One wonders with all the terrible world events and turmoil at home whether there is indeed some form of turning to spiritual values or turning inward. It is interesting even in the adult fiction categories that religion, science fiction, and graphic novels showed the greatest growth. Are we giving more time to contemplating dystopian futures or looking for some place to find hope?

Maybe I’m reading between the lines too much. It’s clear that in adult fiction, nothing has come along in terms of great writing or on popular themes similar to books in the recent past. Maybe this is a good occasion to catch up on some of the classics we’ve been meaning to read or re-read. I’ve noticed you can always find these at any good bookseller and they would be glad to help you find something good!

 

Adult Coloring Books

Adult Coloring Books

The current top-selling adult coloring book

OK. I didn’t see this one coming. Do you know what the category was that saw the greatest increase in book sales this past year? It was art/architecture/photography and the increase of 60% over 2014 was driven by…adult coloring books! Many of these feature geometric patterns or intricate pictures that can be colored with pencils, ink, even crayons! Here is a sample, drawn from Amazon’s current best sellers in the category of coloring books for grownups.
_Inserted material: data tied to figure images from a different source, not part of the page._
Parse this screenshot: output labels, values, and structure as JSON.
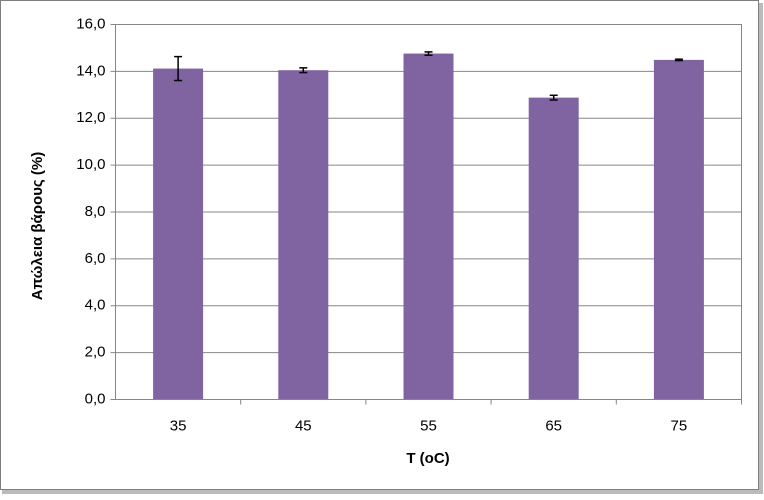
{
  "chart_data": {
    "type": "bar",
    "x_label": "T (oC)",
    "y_label": "Απώλεια βάρους (%)",
    "categories": [
      "35",
      "45",
      "55",
      "65",
      "75"
    ],
    "values": [
      14.12,
      14.05,
      14.76,
      12.88,
      14.49
    ],
    "errors": [
      0.51,
      0.1,
      0.07,
      0.1,
      0.03
    ],
    "color": "#8064a2",
    "ylim": [
      0,
      16
    ],
    "yticks": [
      {
        "value": 0,
        "label": "0,0"
      },
      {
        "value": 2,
        "label": "2,0"
      },
      {
        "value": 4,
        "label": "4,0"
      },
      {
        "value": 6,
        "label": "6,0"
      },
      {
        "value": 8,
        "label": "8,0"
      },
      {
        "value": 10,
        "label": "10,0"
      },
      {
        "value": 12,
        "label": "12,0"
      },
      {
        "value": 14,
        "label": "14,0"
      },
      {
        "value": 16,
        "label": "16,0"
      }
    ],
    "grid": true
  }
}
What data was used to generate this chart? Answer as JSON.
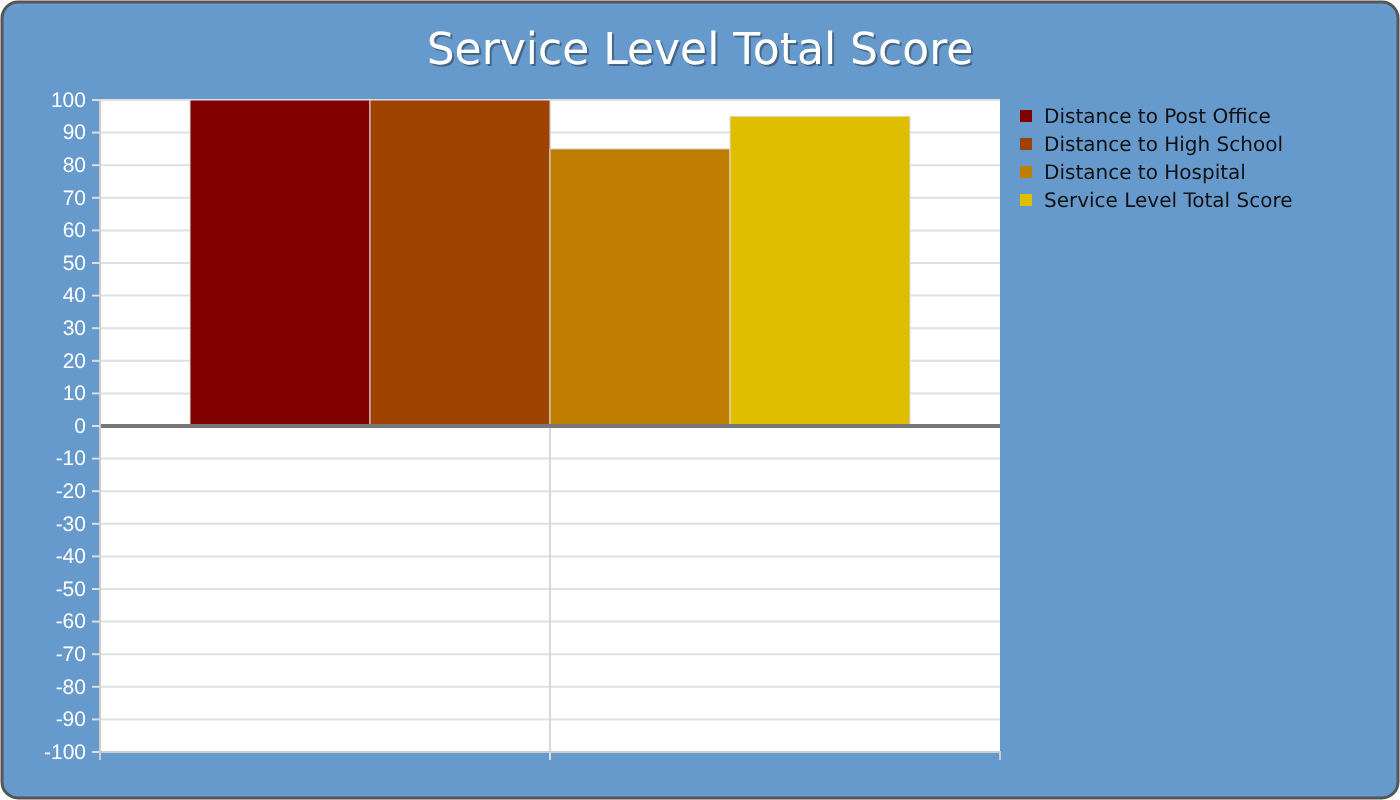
{
  "chart_data": {
    "type": "bar",
    "title": "Service Level Total Score",
    "categories": [
      null
    ],
    "series": [
      {
        "name": "Distance to Post Office",
        "color": "#800000",
        "values": [
          100
        ]
      },
      {
        "name": "Distance to High School",
        "color": "#9e4200",
        "values": [
          100
        ]
      },
      {
        "name": "Distance to Hospital",
        "color": "#bf7e00",
        "values": [
          85
        ]
      },
      {
        "name": "Service Level Total Score",
        "color": "#dfbe00",
        "values": [
          95
        ]
      }
    ],
    "ylim": [
      -100,
      100
    ],
    "yticks": [
      -100,
      -90,
      -80,
      -70,
      -60,
      -50,
      -40,
      -30,
      -20,
      -10,
      0,
      10,
      20,
      30,
      40,
      50,
      60,
      70,
      80,
      90,
      100
    ],
    "grid": true,
    "legend": "top right"
  }
}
Julie Beck wrote an interesting article in The Atlantic on “The Zen of Adult Coloring Books“. She describes her own discovery of these and why she thinks they have become the rage. Two things stood out. One was that they are huge stress-relievers. She writes:

“Coloring offers that relief and mindfulness without the paralysis that a blank page can cause. It’s easier in the way that ordering from a restaurant with a small menu is easier than deciding what you want at Denny’s, where you could eat almost anything. This is the paradox of choice, and it’s been well-studied—too many options is overwhelming. But with coloring, you know what you’re working with. You just choose how to fill it in.”
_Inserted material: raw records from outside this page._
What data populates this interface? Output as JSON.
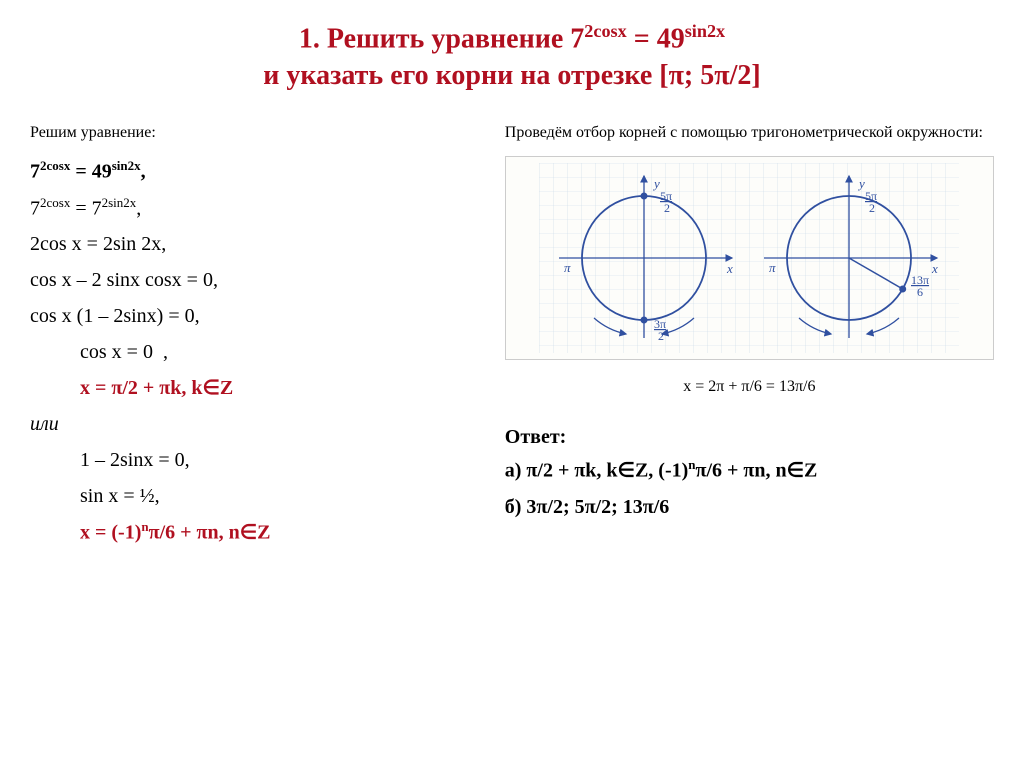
{
  "title": {
    "line1_pre": "1. Решить уравнение 7",
    "line1_sup1": "2cosx",
    "line1_mid": " = 49",
    "line1_sup2": "sin2x",
    "line2": "и указать его корни на отрезке [π; 5π/2]"
  },
  "left": {
    "sub": "Решим уравнение:",
    "eqs": [
      {
        "cls": "eq bold",
        "html": "7<sup>2cosx</sup> = 49<sup>sin2x</sup>,"
      },
      {
        "cls": "eq",
        "html": "7<sup>2cosx</sup> = 7<sup>2sin2x</sup>,"
      },
      {
        "cls": "eq",
        "html": "2cos x = 2sin 2x,"
      },
      {
        "cls": "eq",
        "html": "cos x – 2 sinx cosx = 0,"
      },
      {
        "cls": "eq",
        "html": "cos x (1 – 2sinx) = 0,"
      },
      {
        "cls": "eq ind1",
        "html": "cos x = 0&nbsp;&nbsp;,"
      },
      {
        "cls": "eq red ind1",
        "html": "x = π/2 + πk, k∈Z"
      },
      {
        "cls": "eq ital",
        "html": "или"
      },
      {
        "cls": "eq ind2",
        "html": "1 – 2sinx = 0,"
      },
      {
        "cls": "eq ind2",
        "html": "sin x = ½,"
      },
      {
        "cls": "eq red ind2",
        "html": "x = (-1)<sup>n</sup>π/6 + πn, n∈Z"
      }
    ]
  },
  "right": {
    "sub": "Проведём отбор корней с помощью тригонометрической окружности:",
    "caption": "x = 2π + π/6 = 13π/6",
    "answer_label": "Ответ:",
    "answer_a": "а) π/2 + πk, k∈Z, (-1)<sup>n</sup>π/6 + πn, n∈Z",
    "answer_b": "б) 3π/2; 5π/2; 13π/6"
  },
  "diagram": {
    "grid_color": "#c8d8e8",
    "circle_stroke": "#3050a0",
    "arrow_color": "#3050a0",
    "point_color": "#3050a0",
    "bg": "#fdfdfa",
    "labels": {
      "y": "y",
      "x": "x",
      "pi": "π",
      "top1": "5π",
      "top1b": "2",
      "bot1": "3π",
      "bot1b": "2",
      "top2": "5π",
      "top2b": "2",
      "r2": "13π",
      "r2b": "6"
    }
  }
}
She also remarks that it is great to have something to do with one’s hands while watching TV. She confesses that a life of multi-tasking makes it difficult to devote all of one’s attention to what’s on the screen:

“In part, it’s because I feel a little less lazy if I’m making something while I wile away the hours with Friday Night Lights. But also, I’m watching TV in the first place to relax, to quiet my mind, and often my mind is loud enough that it shouts over Coach Taylor. I really do think that a lifetime of multitasking has left me occasionally incapable of subduing the entirety of my mind with one activity. If the front of my mind is occupied by the show, and the back is focused on picking colors and staying in the lines, there’s not room for much else. It’s a sort of mindfulness that’s more like mind-fullness.”
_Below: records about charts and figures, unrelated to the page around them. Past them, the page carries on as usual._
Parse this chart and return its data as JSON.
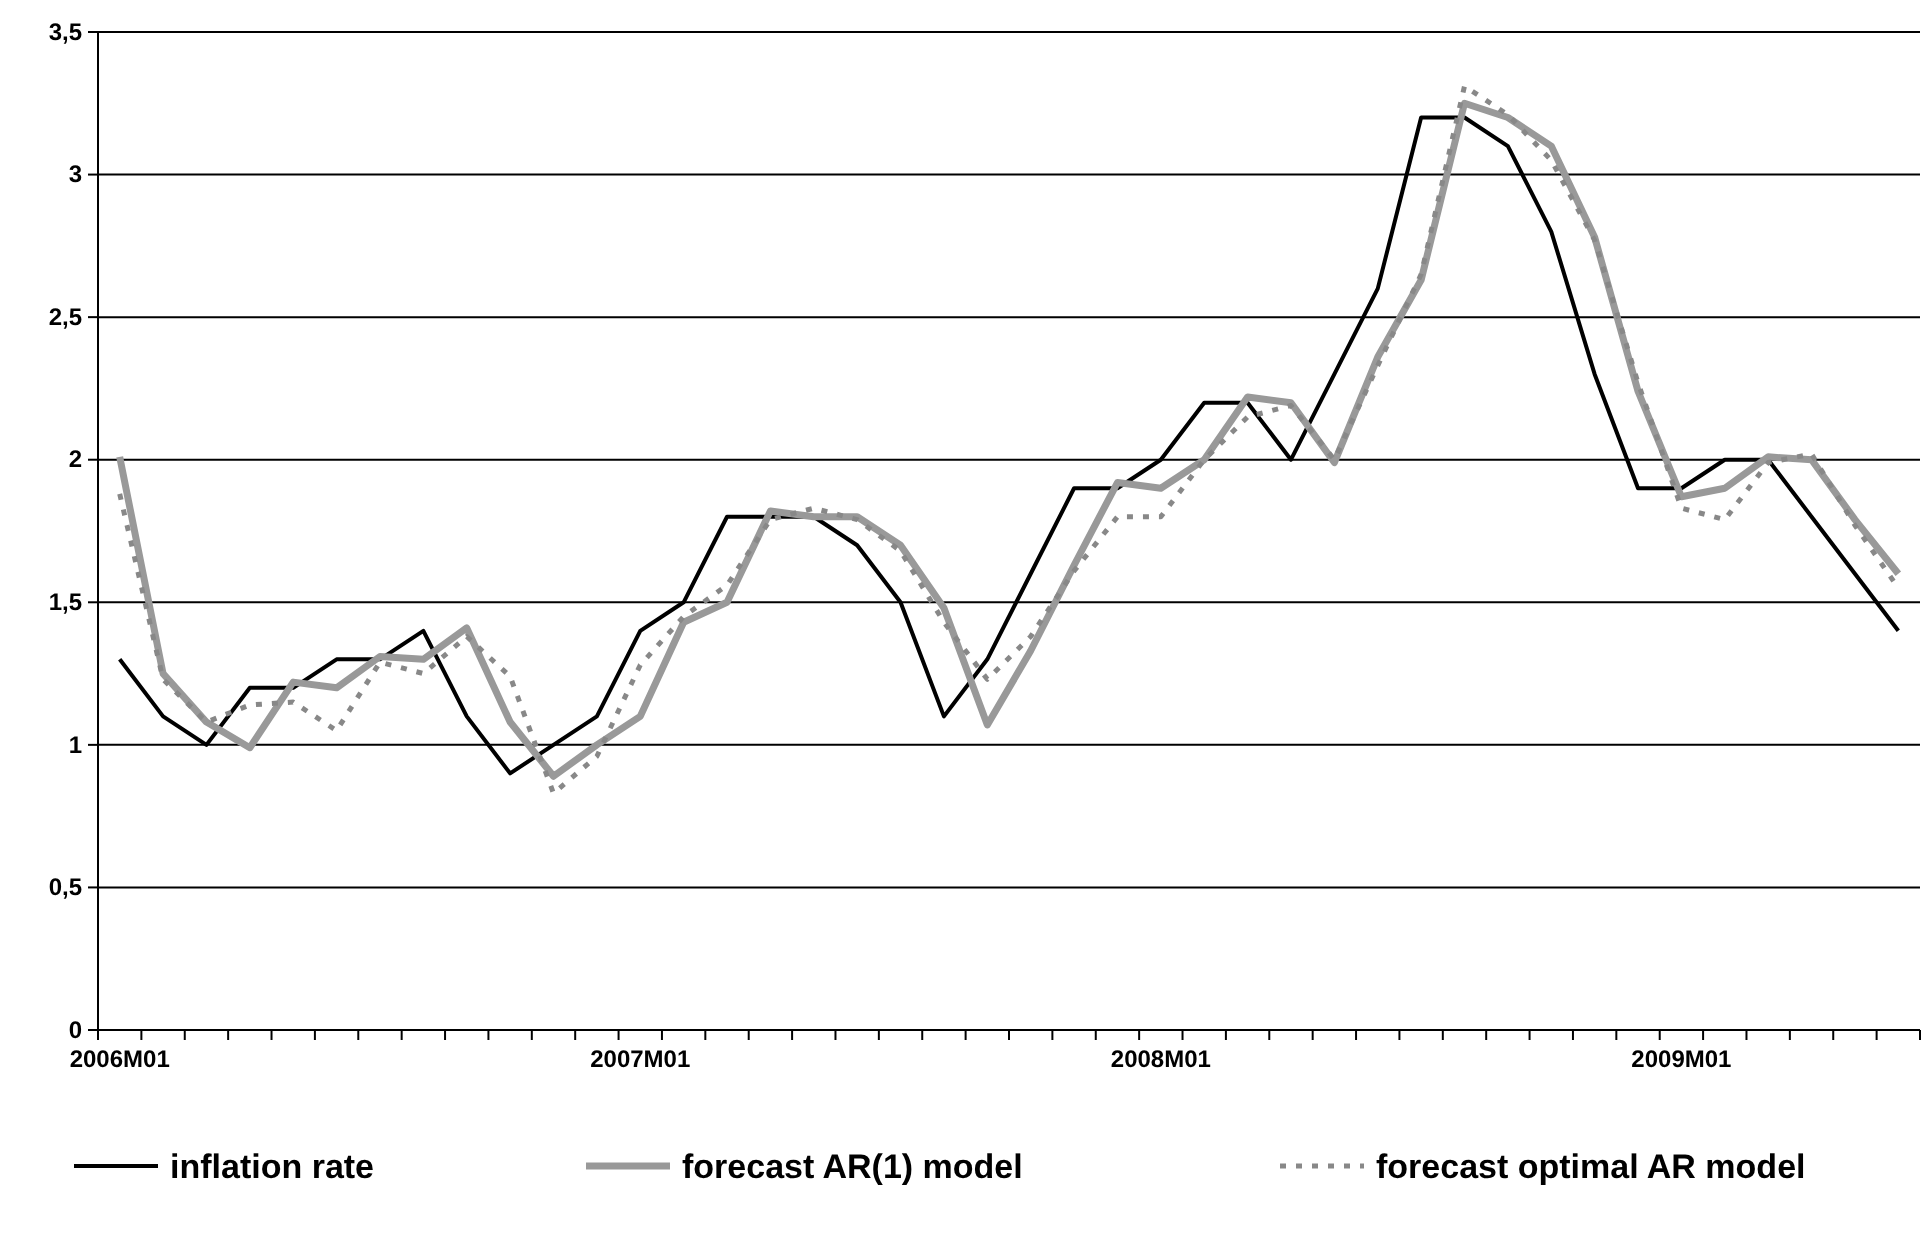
{
  "chart_data": {
    "type": "line",
    "categories": [
      "2006M01",
      null,
      null,
      null,
      null,
      null,
      null,
      null,
      null,
      null,
      null,
      null,
      "2007M01",
      null,
      null,
      null,
      null,
      null,
      null,
      null,
      null,
      null,
      null,
      null,
      "2008M01",
      null,
      null,
      null,
      null,
      null,
      null,
      null,
      null,
      null,
      null,
      null,
      "2009M01",
      null,
      null,
      null,
      null,
      null
    ],
    "series": [
      {
        "name": "inflation rate",
        "color": "#000000",
        "line_style": "solid",
        "values": [
          1.3,
          1.1,
          1.0,
          1.2,
          1.2,
          1.3,
          1.3,
          1.4,
          1.1,
          0.9,
          1.0,
          1.1,
          1.4,
          1.5,
          1.8,
          1.8,
          1.8,
          1.7,
          1.5,
          1.1,
          1.3,
          1.6,
          1.9,
          1.9,
          2.0,
          2.2,
          2.2,
          2.0,
          2.3,
          2.6,
          3.2,
          3.2,
          3.1,
          2.8,
          2.3,
          1.9,
          1.9,
          2.0,
          2.0,
          1.8,
          1.6,
          1.4
        ]
      },
      {
        "name": "forecast AR(1) model",
        "color": "#999999",
        "line_style": "solid",
        "values": [
          2.01,
          1.25,
          1.08,
          0.99,
          1.22,
          1.2,
          1.31,
          1.3,
          1.41,
          1.08,
          0.89,
          1.0,
          1.1,
          1.43,
          1.5,
          1.82,
          1.8,
          1.8,
          1.7,
          1.48,
          1.07,
          1.33,
          1.63,
          1.92,
          1.9,
          2.0,
          2.22,
          2.2,
          1.99,
          2.36,
          2.63,
          3.25,
          3.2,
          3.1,
          2.78,
          2.24,
          1.87,
          1.9,
          2.01,
          2.0,
          1.79,
          1.6
        ]
      },
      {
        "name": "forecast optimal AR model",
        "color": "#888888",
        "line_style": "dashed",
        "values": [
          1.88,
          1.23,
          1.08,
          1.14,
          1.15,
          1.05,
          1.29,
          1.25,
          1.38,
          1.24,
          0.83,
          0.96,
          1.28,
          1.45,
          1.56,
          1.79,
          1.83,
          1.79,
          1.68,
          1.43,
          1.23,
          1.38,
          1.61,
          1.8,
          1.8,
          2.0,
          2.15,
          2.19,
          2.0,
          2.33,
          2.65,
          3.31,
          3.21,
          3.05,
          2.77,
          2.27,
          1.83,
          1.79,
          1.99,
          2.02,
          1.77,
          1.55
        ]
      }
    ],
    "ylim": [
      0,
      3.5
    ],
    "yticks": [
      0,
      {
        "value": 0.5,
        "label": "0,5"
      },
      1,
      {
        "value": 1.5,
        "label": "1,5"
      },
      2,
      {
        "value": 2.5,
        "label": "2,5"
      },
      3,
      {
        "value": 3.5,
        "label": "3,5"
      }
    ],
    "grid": "y",
    "legend": "bottom",
    "marker": "none"
  }
}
I found this last quite interesting. I wonder about this habit of multi-tasking and what it means for us that we don’t have pursuits to which we give our full and undivided attention. In later life I’ve become more engaged in artistic endeavors from painting and drawing to choral singing and writing. What I’ve found in all of these is that they require my full attention (maybe that reflects an aging brain!). And when I engage in such activities I truly feel more aware, more attentive.

I really don’t want to sound like an old crank, and I can see how coloring books can fill the time while watching a show, or waiting in an airline terminal–some activity that requires a certain amount of attention but not our complete attention. What I wonder is how long will this activity of filling in geometric shapes and mazes and figures occupy our attention? I wonder how many half-colored books we’ll see turning up in garage sales? Will used bookstores sell partially colored books?

I’d be curious what others think about this. I have to admit I haven’t tried this so I can’t write from the experience. I’d enjoy hearing from others, both those who tried adult coloring books and then put them down, and those who love these. When do you like to color and what does it do for you?